In the function ( f(x) = 2x + 5 ):
- The slope ( m ) is 2. This means for every 1 unit increase in ( x ), ( f(x) ) (or ( y )) increases by 2 units.
- The y-intercept ( b ) is 5, indicating that the line crosses the y-axis at ( y = 5 ) (when ( x = 0 )).
Graphical Representation:
The graph of a linear function is always a straight line. For ( f(x) = 2x + 5 ), the line will have a slope of 2 and will pass through the point ( (0, 5) ) on the y-axis.
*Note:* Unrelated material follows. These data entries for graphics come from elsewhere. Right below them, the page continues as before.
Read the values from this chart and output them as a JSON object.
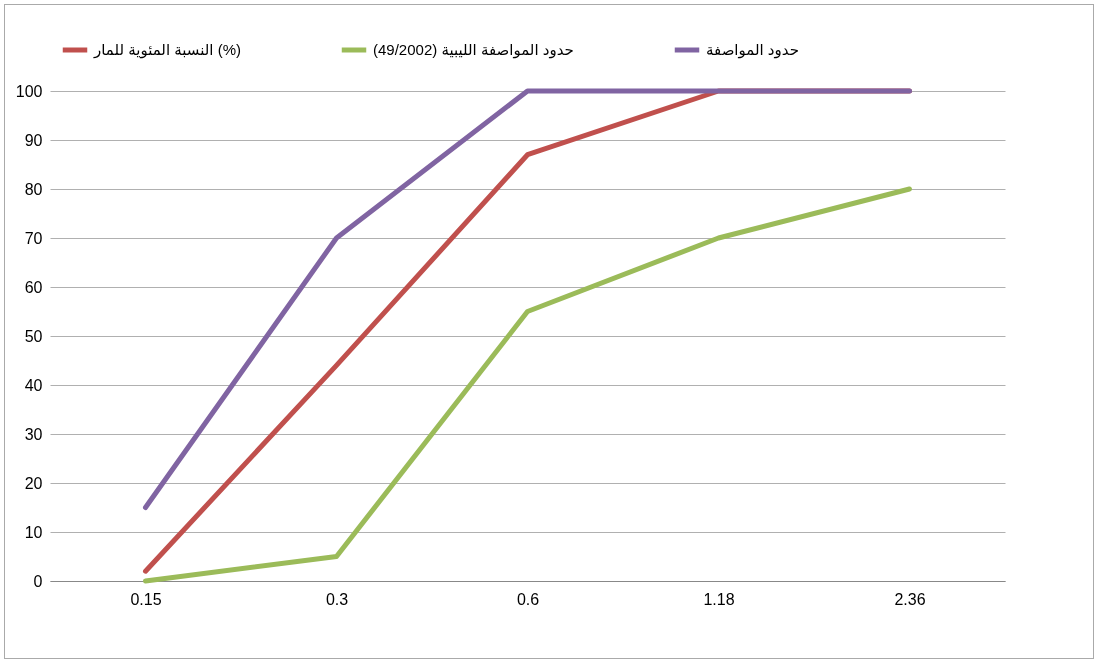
{
  "chart_data": {
    "type": "line",
    "categories": [
      "0.15",
      "0.3",
      "0.6",
      "1.18",
      "2.36"
    ],
    "series": [
      {
        "name": "النسبة المئوية للمار (%)",
        "color": "#c0504d",
        "values": [
          2,
          44,
          87,
          100,
          100
        ]
      },
      {
        "name": "حدود المواصفة الليبية (49/2002)",
        "color": "#9bbb59",
        "values": [
          0,
          5,
          55,
          70,
          80
        ]
      },
      {
        "name": "حدود المواصفة",
        "color": "#8064a2",
        "values": [
          15,
          70,
          100,
          100,
          100
        ]
      }
    ],
    "ylim": [
      0,
      100
    ],
    "yticks": [
      0,
      10,
      20,
      30,
      40,
      50,
      60,
      70,
      80,
      90,
      100
    ],
    "grid": "y",
    "legend": "top",
    "marker": "none",
    "line_style": "solid"
  }
}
The line extends infinitely in both directions, maintaining a constant slope.
Properties of Linear Functions:
- Constant rate of change: The slope ( m ) represents the constant rate of change between ( x ) and ( f(x) ). In this case, for every unit increase in ( x ), the value of ( f(x) ) increases by 2 units.
- Straight line: Since the function is linear, its graph is a straight line, with no curves or bends.
- No exponents higher than 1: The variable ( x ) only has an exponent of 1, which is characteristic of a linear function. Functions with exponents greater than 1 are called polynomial functions of higher degree (quadratic, cubic, etc.).
Thus, ( f(x) = 2x + 5 ) is a linear function with a slope of 2 and a y-intercept of 5.